A group of Sri Lankans who have opened Letters of Credit (LCs) for new vehicles is appealing to the government to exempt them from the new high tax regime.
They say the LCs was opened before the new taxes were announced on March 31, and the vehicles are already en-route to Sri Lanka from abroad. In a letter to this newspaper, they say it is unfair and unjust to increase the tax on already ordered vehicles and point out to contradictions in the policy.
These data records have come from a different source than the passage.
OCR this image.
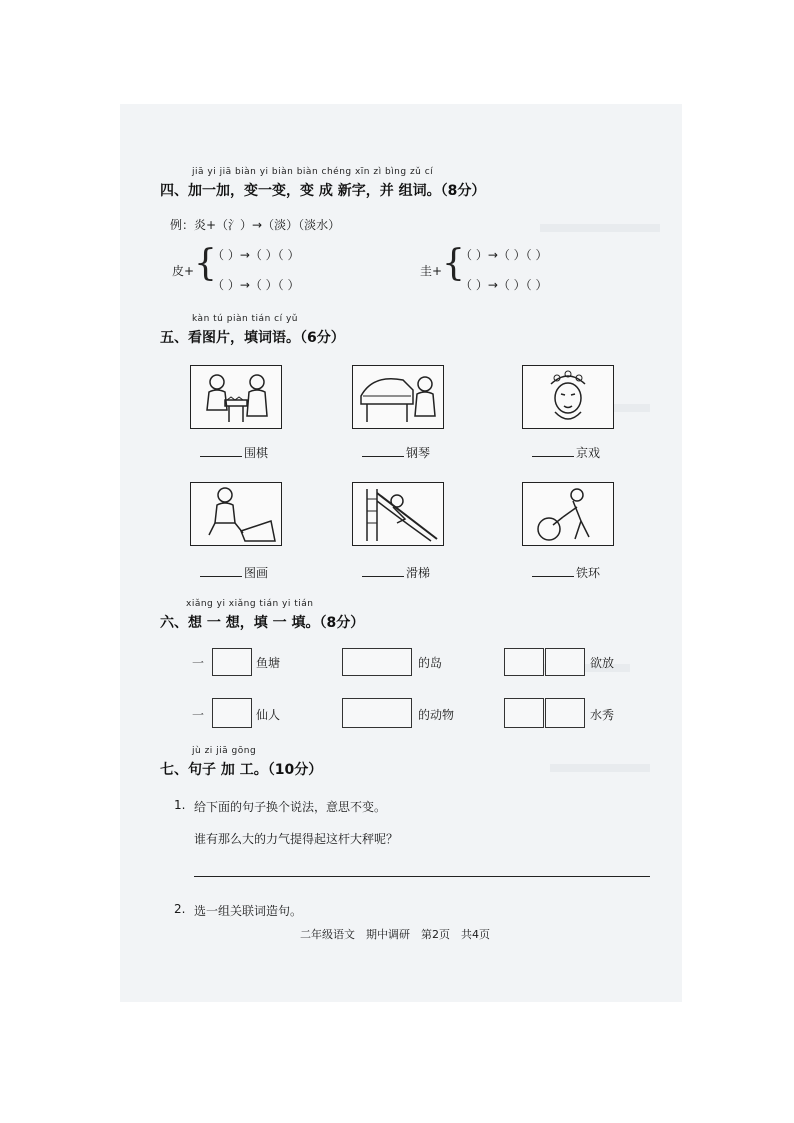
jiā yi jiā biàn yi biàn biàn chéng xīn zì bìng zǔ cí
四、加一加，变一变，变 成 新字，并 组词。（8分）
例：炎+（氵）→（淡）（淡水）
皮+ {
（ ）→（ ）（ ）
（ ）→（ ）（ ）
圭+ {
（ ）→（ ）（ ）
（ ）→（ ）（ ）
kàn tú piàn tián cí yǔ
五、看图片，填词语。（6分）
围棋	钢琴	京戏
图画	滑梯	铁环
xiǎng yi xiǎng tián yi tián
六、想 一 想，填 一 填。（8分）
一	鱼塘	的岛	欲放
一	仙人	的动物	水秀
jù zi jiā gōng
七、句子 加 工。（10分）
1. 给下面的句子换个说法，意思不变。
谁有那么大的力气提得起这杆大秤呢？
2. 选一组关联词造句。
二年级语文　期中调研　第2页　共4页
For example, they said the objectives of the increased vehicle taxes are to cut import expenditure of imports, reduce the trade gap and reduce traffic congestion (by lesser vehicles on the roads).
On all these objectives, enforcing increasing taxes on ordered vehicles won’t change the statuesque.
They said most of them are unable to pay the new tax rate and won’t be able to obtain a refund. “The foreign exchange has already gone out and cannot be stopped,” the letter said.
If the vehicles are not cleared within 21 days of arrival, they will be auctioned by the Colombo Port or Customs at a much lesser value than the market price and anyway get on the roads.
“Thus increasing taxes on this category of imports doesn’t fulfill the objective of reducing traffic congestion unless the vehicles are not driven on the roads,” the letter said.
It said 95% of those who have imported vehicles from Japan or any other country have obtained credit facilities from finance companies which fit within their repayment capacity. “Please remember that these people also work towards developing their motherland though they don’t get a permit to import a vehicle as some privileged persons do,” it said.